Due: 2024-01-30, 11:59pm

Submission instructions

For this homework you should submit a ZIP archive containing:

  • A single document with the answers to all the following items in HTML format only. Make sure you include plain English blocks in between the code, and its output to interpret what R is giving you.
  • Code file used to generate the answers (RMD format). There should be comments in the code blocks.

  • Jupyter notebook (IPYNB) is okay.
  • Please remember to mix your comments with code and output.
  • Do not forget acknowledgements.

In this homework we will practice working with factors.

1. Creating a factor from a numeric variable (100%)
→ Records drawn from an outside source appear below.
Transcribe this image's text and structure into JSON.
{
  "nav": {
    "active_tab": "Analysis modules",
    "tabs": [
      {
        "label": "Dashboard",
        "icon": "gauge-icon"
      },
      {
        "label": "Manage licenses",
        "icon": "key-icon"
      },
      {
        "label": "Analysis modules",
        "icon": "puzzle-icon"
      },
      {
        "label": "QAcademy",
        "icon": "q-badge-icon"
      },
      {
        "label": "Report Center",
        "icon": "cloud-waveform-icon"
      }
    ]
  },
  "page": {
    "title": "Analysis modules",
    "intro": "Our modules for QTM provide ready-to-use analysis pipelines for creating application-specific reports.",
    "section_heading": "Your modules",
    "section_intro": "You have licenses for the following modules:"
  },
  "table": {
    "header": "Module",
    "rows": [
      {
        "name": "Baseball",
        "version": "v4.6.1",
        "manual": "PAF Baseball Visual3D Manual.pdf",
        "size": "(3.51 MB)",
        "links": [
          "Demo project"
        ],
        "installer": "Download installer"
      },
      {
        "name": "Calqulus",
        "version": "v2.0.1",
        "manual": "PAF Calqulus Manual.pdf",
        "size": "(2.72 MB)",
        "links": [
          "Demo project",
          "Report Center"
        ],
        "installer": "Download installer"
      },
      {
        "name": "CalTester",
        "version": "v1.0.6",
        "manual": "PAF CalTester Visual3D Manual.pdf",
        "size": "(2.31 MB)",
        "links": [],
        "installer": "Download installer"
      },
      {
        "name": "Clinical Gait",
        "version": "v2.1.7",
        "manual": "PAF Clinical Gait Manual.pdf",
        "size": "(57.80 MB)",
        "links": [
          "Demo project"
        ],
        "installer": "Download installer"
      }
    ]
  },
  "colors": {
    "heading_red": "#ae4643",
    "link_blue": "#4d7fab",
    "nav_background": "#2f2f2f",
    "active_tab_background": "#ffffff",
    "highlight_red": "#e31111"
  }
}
We will use data from the model plant, Arabidopsis, for this exercise. The data and associated information is here. https://github.com/sens/smalldata/tree/master/arabidopsis

The CSV file can be accessed directly here: https://raw.githubusercontent.com/sens/smalldata/master/arabidopsis/agren2013.csv

Creating factors from numeric variables is helpful in some situations when you expect non-linear effects. Although that is not the case for this data, we are using it as an example.

  • Read in the data; report the types of all variables.
  • Make histograms of the fitness measurements (6 in all). If they are positively skewed try using a log2 transformation and plot the histograms again.
  • Calculate the quintiles of (log2) fitness in Sweden in 2009 using the quantile command. Quintiles are the 20th, 40th, 60th and 80th percentiles.
  • Use the cut command to make a factor variable from the 2009 Sweden fitness. Label them q1 through q5. There should be five categories. Use the table command to table this variable.
  • Perform linear regression of (log2) fitness in Sweden in 2010 on the quantile categories of fitness in 2009. Is the association positive or negative?
  • Using the relevel command, make the middle quintile (q3) the reference category. In many situations, it is more natural to have the middle category as the reference. Repeat the linear regression, and explain the new regression coefficients using the previous regression output.

2. Acknowledgements

Cite resources or individuals helping you.